NAND chips prices up after Japan earthquake, tsunami, nuclear meltdown fears

According to Computer World, the price of NAND chips increased as a result of the natural disasters happened in Japan in March, 2011.

NAND flash memory chip is an electronic non-volatile computer storage device, which is erasable and reprogrammable electrically. It was invented by Fujio Masuoka – a Toshiba worker and commercialized by Intel Corporation. The six producers of this chip are Intel, Micron, SK Hynix, Samsung, SanDisk and Toshiba. It is manufactured in a factory or fabrication plant (fab). At the fab, NAND chip is etched onto wafers which are then sliced into individual die, tested and packaged. It is widely used in industrial robotics, electronics and other digital devices such as personal computers, cameras and mobile phones. Thus, consumer product manufacturers (e.g. Apple, Dell, Samsung) are the main buyers of NAND flash memory chip. Because its price is getting cheaper while its productivity is getting higher and the electrical industry is growing fast, the demand of NAND flash memory chip increases.

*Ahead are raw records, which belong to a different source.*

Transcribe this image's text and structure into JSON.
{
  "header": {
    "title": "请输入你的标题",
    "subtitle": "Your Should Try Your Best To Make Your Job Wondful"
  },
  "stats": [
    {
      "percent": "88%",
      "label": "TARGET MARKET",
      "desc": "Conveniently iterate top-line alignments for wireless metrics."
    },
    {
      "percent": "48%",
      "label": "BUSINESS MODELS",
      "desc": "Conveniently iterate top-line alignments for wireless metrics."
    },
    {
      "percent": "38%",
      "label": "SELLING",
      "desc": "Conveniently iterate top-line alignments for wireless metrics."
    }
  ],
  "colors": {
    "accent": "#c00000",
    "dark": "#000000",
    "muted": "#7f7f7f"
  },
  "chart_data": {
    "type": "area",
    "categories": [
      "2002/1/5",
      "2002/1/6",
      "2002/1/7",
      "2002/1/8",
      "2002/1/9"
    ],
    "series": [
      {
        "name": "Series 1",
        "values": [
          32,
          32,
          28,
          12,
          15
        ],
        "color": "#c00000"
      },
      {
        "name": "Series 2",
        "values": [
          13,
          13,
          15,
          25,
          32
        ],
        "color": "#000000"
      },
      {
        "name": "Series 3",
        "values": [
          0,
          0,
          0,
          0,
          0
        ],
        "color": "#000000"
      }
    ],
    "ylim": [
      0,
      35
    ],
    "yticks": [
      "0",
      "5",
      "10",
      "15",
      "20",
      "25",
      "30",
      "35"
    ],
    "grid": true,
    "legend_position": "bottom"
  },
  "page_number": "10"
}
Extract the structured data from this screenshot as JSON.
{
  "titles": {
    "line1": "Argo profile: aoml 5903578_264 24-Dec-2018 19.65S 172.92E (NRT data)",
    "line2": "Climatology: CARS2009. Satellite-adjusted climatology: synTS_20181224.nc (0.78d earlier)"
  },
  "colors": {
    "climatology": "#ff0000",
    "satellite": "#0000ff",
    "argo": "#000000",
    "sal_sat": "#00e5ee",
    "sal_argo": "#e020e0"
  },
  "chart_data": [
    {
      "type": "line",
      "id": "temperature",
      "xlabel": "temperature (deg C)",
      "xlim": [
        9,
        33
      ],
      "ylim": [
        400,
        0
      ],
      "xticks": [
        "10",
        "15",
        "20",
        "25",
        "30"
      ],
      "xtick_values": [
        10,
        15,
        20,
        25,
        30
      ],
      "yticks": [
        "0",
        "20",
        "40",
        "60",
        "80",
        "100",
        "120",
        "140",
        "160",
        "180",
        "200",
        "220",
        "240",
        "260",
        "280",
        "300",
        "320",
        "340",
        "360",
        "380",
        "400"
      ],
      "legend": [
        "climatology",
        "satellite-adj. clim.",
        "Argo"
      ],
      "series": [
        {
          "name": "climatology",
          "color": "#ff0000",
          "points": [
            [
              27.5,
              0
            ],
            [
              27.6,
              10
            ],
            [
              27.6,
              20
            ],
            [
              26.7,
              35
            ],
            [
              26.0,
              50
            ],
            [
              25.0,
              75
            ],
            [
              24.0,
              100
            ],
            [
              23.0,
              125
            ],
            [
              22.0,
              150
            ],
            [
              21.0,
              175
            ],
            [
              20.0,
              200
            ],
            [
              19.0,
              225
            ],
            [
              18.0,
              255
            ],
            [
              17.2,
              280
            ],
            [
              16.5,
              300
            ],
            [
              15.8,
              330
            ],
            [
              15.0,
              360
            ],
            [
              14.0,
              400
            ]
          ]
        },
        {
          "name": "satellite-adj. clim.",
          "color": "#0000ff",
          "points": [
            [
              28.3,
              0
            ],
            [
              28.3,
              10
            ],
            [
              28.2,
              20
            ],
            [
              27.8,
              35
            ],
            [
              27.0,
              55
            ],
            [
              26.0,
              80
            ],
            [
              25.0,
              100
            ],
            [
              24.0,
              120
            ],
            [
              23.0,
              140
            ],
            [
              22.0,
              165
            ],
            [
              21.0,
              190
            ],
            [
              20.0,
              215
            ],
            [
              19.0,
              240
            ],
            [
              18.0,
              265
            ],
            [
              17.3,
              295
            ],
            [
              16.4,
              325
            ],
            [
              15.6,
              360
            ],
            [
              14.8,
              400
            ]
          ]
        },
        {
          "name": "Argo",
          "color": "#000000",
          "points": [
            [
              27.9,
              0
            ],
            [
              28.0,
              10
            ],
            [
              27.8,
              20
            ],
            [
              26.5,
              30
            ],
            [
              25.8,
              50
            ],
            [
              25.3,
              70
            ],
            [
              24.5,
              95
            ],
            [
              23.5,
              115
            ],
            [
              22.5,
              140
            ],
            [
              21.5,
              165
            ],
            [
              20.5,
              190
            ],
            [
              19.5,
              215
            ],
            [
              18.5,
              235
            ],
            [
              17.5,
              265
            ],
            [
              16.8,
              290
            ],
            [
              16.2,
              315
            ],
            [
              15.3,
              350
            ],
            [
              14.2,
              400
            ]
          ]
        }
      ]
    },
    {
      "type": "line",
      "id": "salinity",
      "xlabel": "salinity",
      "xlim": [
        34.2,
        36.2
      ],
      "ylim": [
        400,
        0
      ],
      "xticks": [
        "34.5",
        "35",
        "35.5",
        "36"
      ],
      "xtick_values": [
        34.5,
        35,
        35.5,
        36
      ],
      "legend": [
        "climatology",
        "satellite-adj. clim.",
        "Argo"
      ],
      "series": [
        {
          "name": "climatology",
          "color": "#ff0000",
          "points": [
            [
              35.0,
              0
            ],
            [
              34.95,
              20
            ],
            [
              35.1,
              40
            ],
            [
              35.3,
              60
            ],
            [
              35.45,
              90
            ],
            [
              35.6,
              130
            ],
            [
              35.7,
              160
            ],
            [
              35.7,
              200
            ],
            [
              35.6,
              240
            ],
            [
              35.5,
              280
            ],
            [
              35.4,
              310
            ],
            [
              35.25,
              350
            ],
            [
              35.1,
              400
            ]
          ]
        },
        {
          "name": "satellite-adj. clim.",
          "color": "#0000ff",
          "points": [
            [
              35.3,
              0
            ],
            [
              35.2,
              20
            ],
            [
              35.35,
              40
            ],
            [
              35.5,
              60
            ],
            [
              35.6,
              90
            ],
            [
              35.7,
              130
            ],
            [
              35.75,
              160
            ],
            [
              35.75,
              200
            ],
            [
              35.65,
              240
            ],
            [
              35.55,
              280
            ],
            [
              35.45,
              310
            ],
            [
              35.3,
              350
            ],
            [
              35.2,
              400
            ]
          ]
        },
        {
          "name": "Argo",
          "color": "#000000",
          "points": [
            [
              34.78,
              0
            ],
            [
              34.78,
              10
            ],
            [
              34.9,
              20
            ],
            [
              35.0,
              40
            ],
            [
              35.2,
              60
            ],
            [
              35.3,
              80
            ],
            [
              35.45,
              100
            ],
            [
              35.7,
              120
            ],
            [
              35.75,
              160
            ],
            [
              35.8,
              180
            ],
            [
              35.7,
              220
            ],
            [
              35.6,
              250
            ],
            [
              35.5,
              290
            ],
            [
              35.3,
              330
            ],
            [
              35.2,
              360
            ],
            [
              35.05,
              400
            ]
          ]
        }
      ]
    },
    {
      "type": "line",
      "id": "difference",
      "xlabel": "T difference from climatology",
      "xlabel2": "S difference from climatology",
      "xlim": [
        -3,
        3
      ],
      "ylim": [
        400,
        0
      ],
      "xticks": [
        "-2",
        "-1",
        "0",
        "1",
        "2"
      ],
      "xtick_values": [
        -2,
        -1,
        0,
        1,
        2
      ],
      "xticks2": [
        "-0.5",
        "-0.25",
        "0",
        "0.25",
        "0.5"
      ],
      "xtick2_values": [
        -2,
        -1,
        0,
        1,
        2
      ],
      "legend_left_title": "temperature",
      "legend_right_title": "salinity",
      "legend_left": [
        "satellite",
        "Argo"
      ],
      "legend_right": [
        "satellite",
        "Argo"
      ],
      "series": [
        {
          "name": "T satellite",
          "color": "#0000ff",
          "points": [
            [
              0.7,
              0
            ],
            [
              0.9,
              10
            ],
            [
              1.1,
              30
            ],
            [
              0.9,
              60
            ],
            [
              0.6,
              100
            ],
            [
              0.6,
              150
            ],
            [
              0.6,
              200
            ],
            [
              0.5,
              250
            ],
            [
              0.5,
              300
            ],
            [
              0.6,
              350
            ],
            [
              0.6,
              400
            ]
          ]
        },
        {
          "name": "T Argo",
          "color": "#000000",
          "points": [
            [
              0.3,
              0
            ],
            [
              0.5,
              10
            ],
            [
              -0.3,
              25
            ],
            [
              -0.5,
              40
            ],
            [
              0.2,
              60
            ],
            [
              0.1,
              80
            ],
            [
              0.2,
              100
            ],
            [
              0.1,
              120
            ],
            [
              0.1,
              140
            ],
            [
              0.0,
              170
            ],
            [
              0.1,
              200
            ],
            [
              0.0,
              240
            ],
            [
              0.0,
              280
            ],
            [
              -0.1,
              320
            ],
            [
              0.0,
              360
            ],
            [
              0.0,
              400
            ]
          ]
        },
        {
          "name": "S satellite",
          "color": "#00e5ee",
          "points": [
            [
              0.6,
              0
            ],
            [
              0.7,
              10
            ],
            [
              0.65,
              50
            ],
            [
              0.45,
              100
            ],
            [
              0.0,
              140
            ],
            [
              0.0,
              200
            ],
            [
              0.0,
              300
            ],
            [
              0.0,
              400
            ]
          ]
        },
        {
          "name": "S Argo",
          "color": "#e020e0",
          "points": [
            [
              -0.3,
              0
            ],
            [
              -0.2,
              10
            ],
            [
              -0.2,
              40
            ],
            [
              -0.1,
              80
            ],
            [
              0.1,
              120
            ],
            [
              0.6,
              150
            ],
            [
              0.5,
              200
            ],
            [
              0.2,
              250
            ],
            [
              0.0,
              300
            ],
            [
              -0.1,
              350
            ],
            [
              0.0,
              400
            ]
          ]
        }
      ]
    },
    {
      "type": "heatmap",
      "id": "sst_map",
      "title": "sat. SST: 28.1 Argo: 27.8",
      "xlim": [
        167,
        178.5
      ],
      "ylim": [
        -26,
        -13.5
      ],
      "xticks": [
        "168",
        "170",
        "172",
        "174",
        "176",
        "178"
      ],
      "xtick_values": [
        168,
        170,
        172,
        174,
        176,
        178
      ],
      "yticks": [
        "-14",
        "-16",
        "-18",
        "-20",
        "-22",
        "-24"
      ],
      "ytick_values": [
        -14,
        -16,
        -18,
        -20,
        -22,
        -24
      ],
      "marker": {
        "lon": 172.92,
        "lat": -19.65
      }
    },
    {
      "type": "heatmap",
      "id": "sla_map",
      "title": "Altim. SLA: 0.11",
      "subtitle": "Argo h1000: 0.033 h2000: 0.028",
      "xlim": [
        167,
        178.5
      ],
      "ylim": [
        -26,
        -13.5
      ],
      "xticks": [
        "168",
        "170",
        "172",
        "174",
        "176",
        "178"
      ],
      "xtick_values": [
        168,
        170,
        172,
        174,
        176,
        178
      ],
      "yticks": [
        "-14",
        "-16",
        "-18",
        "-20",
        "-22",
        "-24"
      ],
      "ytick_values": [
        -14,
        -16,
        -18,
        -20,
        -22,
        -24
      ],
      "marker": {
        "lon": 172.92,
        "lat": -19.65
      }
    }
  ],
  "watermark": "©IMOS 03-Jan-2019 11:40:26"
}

After Japan earthquake, tsunami and nuclear meltdown in 2011, memory chip price shot up due to fabrication plant shutdown, power outage and supply chain shortage aftermath. Because Japan accounts for 35.7% of the world NAND flash chip production, these natural disasters caused a huge decrease in the supply of the chip, which made the supply curve shift up, to the left. The equilibrium price went up because the supply of NAND chips decreases but the demand is still the same.